I continued on my walk, still a bit stunned, and tried not to fill my mind with unkind expletives, and I was reminded of an incident that very morning in my own kitchen…one of my children had been trying to communicate something to me, and I was distracted and didn’t really hear or connect to the depth of her feelings. I had not seen her. And I realized that I was not so different from the driver.
We all want to be seen, but do we make the effort to see others? In an excerpt from one of her poems Mary Oliver beautifully writes, “There are things you can’t reach. But you can reach out to them, and all day long. The wind, the bird flying away. The idea of God. And it can keep you busy as anything else, and happier. I look; morning to night I am never done looking. Looking I mean not just standing around, but standing around, as though with your arms open.”

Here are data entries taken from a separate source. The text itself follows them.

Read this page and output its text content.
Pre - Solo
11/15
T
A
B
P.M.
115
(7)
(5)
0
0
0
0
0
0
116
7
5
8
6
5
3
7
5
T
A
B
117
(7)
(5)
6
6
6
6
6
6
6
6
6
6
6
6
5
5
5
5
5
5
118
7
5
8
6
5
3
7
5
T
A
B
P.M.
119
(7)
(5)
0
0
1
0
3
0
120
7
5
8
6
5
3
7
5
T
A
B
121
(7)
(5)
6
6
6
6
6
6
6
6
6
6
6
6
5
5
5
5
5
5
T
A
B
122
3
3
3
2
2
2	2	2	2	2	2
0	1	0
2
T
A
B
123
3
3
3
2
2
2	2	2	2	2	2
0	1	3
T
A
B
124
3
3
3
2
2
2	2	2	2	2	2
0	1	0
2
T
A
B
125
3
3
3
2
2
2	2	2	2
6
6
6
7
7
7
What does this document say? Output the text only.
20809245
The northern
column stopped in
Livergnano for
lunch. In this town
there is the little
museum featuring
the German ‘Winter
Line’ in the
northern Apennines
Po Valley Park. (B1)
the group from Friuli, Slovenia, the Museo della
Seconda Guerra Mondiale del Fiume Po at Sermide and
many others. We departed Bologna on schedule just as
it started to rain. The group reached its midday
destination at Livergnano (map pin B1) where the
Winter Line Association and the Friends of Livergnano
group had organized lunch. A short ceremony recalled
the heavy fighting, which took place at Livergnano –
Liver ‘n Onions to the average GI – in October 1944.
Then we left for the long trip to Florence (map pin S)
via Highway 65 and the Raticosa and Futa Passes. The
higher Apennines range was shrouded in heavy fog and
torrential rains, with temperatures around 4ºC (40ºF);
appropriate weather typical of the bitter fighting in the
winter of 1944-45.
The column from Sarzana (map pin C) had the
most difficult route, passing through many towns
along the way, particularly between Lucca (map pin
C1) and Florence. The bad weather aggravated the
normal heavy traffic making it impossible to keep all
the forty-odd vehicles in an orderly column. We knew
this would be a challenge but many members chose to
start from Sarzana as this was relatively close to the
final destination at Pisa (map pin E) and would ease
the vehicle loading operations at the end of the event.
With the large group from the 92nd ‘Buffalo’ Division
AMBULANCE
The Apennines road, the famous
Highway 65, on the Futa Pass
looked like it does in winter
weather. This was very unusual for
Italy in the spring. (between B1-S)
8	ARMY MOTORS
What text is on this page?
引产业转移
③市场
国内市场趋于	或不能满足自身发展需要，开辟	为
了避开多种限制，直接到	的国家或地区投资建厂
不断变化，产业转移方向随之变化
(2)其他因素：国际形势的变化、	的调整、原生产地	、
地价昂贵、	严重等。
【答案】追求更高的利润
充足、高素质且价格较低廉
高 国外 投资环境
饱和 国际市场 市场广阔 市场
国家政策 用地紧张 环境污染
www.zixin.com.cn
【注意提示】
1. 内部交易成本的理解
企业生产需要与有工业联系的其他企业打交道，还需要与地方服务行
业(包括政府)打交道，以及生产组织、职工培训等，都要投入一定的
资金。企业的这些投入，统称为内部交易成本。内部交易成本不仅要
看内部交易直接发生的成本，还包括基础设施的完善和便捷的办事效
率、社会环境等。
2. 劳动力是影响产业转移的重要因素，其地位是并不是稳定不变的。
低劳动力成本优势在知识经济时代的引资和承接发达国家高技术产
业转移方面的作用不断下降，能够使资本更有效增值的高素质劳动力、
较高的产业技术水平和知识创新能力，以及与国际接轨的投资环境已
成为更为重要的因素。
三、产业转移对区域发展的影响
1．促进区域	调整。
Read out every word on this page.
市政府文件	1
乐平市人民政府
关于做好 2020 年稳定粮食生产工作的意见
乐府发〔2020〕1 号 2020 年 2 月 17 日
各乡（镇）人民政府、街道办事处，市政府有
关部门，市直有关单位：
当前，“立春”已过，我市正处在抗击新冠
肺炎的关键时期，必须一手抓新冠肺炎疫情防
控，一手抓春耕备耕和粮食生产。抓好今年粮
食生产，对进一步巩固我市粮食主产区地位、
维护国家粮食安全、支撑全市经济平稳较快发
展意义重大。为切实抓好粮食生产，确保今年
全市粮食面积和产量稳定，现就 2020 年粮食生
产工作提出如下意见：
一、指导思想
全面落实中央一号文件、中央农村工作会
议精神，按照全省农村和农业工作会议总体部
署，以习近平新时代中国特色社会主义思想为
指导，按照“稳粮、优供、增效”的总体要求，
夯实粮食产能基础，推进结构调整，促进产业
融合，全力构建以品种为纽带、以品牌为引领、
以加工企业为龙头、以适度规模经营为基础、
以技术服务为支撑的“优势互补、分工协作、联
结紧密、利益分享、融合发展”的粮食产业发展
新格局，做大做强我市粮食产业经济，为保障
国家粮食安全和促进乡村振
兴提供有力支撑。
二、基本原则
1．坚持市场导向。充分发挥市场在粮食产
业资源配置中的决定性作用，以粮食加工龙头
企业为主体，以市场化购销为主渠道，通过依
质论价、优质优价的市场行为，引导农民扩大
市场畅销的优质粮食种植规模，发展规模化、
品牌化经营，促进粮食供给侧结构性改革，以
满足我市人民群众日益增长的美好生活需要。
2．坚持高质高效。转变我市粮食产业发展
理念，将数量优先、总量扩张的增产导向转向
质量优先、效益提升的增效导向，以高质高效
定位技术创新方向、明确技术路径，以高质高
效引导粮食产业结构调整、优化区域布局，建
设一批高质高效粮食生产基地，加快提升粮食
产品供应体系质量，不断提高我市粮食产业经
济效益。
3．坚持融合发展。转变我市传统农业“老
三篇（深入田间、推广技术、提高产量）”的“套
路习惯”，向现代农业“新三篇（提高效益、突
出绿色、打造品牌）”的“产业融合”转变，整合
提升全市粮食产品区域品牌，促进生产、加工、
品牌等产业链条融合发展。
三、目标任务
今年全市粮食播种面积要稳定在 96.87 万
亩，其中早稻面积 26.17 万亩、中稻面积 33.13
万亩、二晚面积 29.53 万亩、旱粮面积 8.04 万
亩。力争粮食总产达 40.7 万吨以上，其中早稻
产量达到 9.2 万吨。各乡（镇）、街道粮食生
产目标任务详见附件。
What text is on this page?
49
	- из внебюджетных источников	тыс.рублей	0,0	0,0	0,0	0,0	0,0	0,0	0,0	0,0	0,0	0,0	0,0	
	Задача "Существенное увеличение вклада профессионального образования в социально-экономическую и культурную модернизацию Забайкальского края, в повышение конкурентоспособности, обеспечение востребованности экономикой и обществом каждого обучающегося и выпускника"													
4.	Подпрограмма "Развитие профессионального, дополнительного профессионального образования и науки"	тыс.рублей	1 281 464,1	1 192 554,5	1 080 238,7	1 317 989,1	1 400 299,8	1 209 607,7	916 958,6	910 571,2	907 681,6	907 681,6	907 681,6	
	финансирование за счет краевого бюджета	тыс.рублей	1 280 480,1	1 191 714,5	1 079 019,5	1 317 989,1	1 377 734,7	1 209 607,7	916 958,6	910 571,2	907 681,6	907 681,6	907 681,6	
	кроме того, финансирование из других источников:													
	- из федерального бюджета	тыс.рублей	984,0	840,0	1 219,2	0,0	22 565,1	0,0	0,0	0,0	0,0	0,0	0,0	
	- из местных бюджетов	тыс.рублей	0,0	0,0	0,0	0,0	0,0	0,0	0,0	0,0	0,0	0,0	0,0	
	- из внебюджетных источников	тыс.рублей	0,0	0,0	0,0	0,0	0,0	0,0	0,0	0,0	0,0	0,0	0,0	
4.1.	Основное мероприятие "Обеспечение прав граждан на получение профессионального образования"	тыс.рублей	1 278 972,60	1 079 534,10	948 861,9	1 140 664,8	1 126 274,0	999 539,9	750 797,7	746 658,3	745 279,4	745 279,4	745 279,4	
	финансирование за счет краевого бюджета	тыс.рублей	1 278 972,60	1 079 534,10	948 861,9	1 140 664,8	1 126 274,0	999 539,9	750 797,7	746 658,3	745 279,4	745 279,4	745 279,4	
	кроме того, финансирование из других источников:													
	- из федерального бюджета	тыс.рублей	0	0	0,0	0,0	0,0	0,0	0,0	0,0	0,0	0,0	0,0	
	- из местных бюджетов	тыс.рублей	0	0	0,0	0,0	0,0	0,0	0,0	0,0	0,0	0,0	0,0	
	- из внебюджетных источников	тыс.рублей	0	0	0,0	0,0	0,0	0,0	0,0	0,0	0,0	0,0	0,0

So my new mantra has become “I see you”. I try to say it when my husband comes home from work, when my kids come home from school, when I’m at the grocery store or when I am in the car. There is a story behind the eyes of every being we encounter. I can’t possibly know every story, but I can acknowledge each being, and I can open my eyes and ears and arms to the stories, the pain, the hopes and desires. I can listen without judgment and give space. And, I find that the more I focus on giving that space to others, the less I worry about carving out my own space. It just happens, organically. So, Mary Oliver, I’m with you; I’m looking around with my arms open.